Hoje, tiro todas as minhas máscaras, mas deixo apenas uma: a de que mesmo com toda dor, sofrimento e perda de que a vida nesse momento nos proporciona através dessa inexplicável perca, o sorriso nunca possa faltar em nossos rostos, pois a esperança nada mais é do que uma nobre tentativa de acreditar quando tudo permanece um sórdido caos. E talvez alguns se perguntem: acreditar em que? Eu digo: acreditar no amanhã. Acreditar em nossos sonhos.

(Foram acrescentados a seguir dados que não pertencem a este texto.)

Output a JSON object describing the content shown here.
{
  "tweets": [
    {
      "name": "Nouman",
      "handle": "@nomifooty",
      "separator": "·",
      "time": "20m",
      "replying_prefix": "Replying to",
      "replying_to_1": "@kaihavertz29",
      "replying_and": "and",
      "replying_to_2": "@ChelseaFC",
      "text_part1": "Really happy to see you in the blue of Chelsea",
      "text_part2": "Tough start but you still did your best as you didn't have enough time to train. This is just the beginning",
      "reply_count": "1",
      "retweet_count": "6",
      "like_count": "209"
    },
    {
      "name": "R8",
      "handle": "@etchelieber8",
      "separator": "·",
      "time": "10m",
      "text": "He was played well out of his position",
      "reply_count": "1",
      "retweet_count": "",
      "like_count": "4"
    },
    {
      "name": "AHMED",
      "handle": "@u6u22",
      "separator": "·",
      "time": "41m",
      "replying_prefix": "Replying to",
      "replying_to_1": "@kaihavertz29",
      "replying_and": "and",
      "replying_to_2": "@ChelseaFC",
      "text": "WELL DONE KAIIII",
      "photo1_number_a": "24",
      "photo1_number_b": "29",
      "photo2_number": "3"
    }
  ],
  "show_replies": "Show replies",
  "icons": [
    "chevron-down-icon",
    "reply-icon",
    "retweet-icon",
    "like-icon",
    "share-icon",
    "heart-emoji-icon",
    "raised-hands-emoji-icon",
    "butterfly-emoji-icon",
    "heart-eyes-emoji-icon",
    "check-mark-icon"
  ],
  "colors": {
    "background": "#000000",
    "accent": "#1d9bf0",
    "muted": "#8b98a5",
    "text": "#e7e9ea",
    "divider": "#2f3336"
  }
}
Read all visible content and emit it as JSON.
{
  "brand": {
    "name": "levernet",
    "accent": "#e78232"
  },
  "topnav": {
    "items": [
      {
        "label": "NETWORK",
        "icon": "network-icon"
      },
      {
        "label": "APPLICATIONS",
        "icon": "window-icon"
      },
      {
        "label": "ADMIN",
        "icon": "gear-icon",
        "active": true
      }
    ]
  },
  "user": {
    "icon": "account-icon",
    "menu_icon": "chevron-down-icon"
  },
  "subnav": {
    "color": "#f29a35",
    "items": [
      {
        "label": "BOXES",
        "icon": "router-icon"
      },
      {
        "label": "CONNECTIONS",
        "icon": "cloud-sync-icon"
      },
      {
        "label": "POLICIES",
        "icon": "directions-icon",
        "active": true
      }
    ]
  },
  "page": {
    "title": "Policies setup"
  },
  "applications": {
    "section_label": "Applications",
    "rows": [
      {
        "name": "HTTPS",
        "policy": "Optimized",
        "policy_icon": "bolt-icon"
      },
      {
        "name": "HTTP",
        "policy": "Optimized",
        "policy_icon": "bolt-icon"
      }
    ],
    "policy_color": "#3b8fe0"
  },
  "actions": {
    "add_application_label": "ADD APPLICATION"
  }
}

Acreditar que são possíveis dias melhores. Acreditar no olhar de uma criança. No feliz choro de uma mãe. No abraço de um amigo. Na luz do sol e no verde dos campos. Na vitória daqueles que são desacreditados. No talento dos que não possuem chances. Na vida, que é a progenitora de todo esse teatro de emoções inexplicáveis que sentimos. Acreditar que a jornada pode valer à pena e que tudo é possível na medida da crença se o sacrifício necessário for feito. Acreditar que todo dia é o último e que nunca teremos ninguém para sempre, fazendo de cada momento uma chance para ser feliz. Acreditar que a morte não pode nos impedir de sermos eternos. Acreditar que é possível ser útil para se fazer o que é correto e que o mundo é construído por pessoas que ousaram desafiar seus limites ou os limites que foram impostos por quem nunca cruzou a linha do possível e do óbvio. Acreditar que é necessário acreditar. Flávia, minha mãe, sempre acreditou e eu sou um dos frutos dessa crença e ainda posso ver uma grande e frondosa árvore, lotado de tais frutos bem aqui, em minha frente, vindos de todos os lugares. Hoje não viemos celebrar a morte, viemos celebrar o poder de acreditar.”

Ao terminar, Flávio ainda possuía seu maquiado sorriso de palhaço, manchado pelas lágrimas que não paravam de cair, contudo amanhã ou depois tudo estaria em sua ordem perfeitamente mais uma vez. E a vida continuava.